Estou em Paraty e não me lembrei de você

Diário da Flip,
25 de julho de 2017

Estamos no Esquenta para o festival literário internacional de Paraty. E quando digo Esquenta é Esquenta mesmo, com letra maiúscula. Para todos os lados que olhamos vemos gente do bem, superlegais e engajadas em projetos sociais, isso quando não são os próprios personagens dos projetos sociais. Só falta a Regina Casé. Ou nem falta, não descarto a possibilidade de que ela esteja por aqui, entrevistando algum líder comunitário, artesã de gênio ou autodidata que aprendeu a ler ao encontrar algum livro do Lima Barreto no lixão. Espero que sim. Se for mesmo, bem-vinda a Paraty, rainha Regina, nossa Chacrinha pós-moderna: a cidade tem tudo a ver com você. Tudo aqui é colorido: janelas, portas, barquinhos. Colorido e cheio de artistas. Parece o Projac.
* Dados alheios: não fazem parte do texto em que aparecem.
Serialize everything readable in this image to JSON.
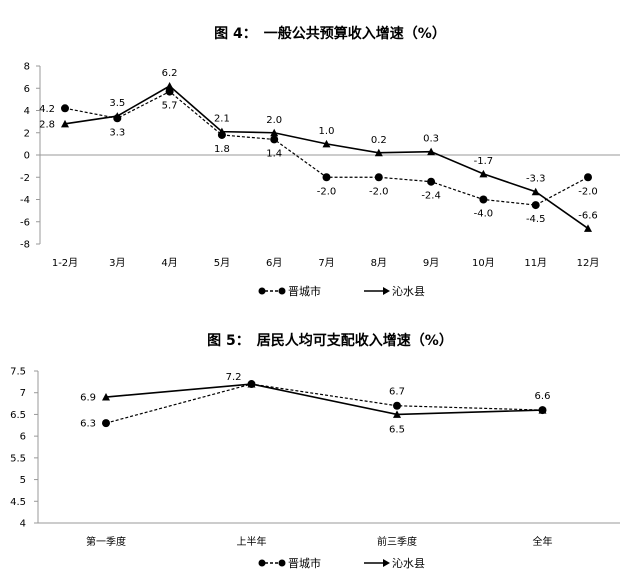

Claro que em Paraty também existem pessoas normais, cheias de defeitos e pecados, mas essas, geralmente, estão escondidas atrás de balcões e bandejas, ajudando a fazer mais coloridos os dias das pessoas do bem, superlegais e engajadas. Todos convivem na mais absoluta harmonia, num verdadeiro mutualismo. Quem poderia criticar tão feliz arranjo urbano? Quem ousar que atire a primeira pedra.

Falando em pedra, Paraty já foi acusada de ser um esgoto a céu aberto. Injustiça. Tem um ou outro foco de esgoto, além do canal (que me lembrou a Cloaca Maxima romana), claro. Mas a cidade em si é bem limpinha e bonitinha. O que chama atenção mesmo, e incomoda, é o calçamento de pedra, muito irregular e cansativo de andar. É o pior calçamento da história das cidades históricas. Não estou falando de paralelepípedos ou pedras portuguesas, mas de pedregulhos mesmo. Da mesma forma que não se pode assobiar e mastigar cana ao mesmo tempo, é bem difícil andar e olhar o casario histórico de Paraty, sob pena de tropeçar nas pedras. Ou pior: se a pessoa estiver de sandália, que percebi ser uma indumentária típica da região, de perder a tampa do dedão. Como continuar sendo do bem, superlegal e engajado pulando de dor, sem a tampa do dedão, xingando a mãe dos pobres fazedores de calçamento de pedra? Até porque eles estavam certos; afinal, qual a vantagem de ser funcionário do mês em um trabalho compulsório? Seja como for, melhor não dar sorte ao azar. Ande olhando para baixo. Fica a dica. E nada de andar e ler ao mesmo tempo.

Mas ler em Paraty é difícil. Encontrei miçangas, chaveirinhos, pingas mil, namoradeiras, mas nada de livros. Vamos ter que esperar que abra aquela livraria meio atravessada que tem o monopólio da venda de livros no festival. Enquanto isso, vou ficando aqui, apurando minha canalhice meio amadora, para me diferenciar de tanta gente boa, superlegal e engajada. Lima Barreto aprovaria.

Ademir Luiz

É doutor em História e pós-doutor em poéticas visuais.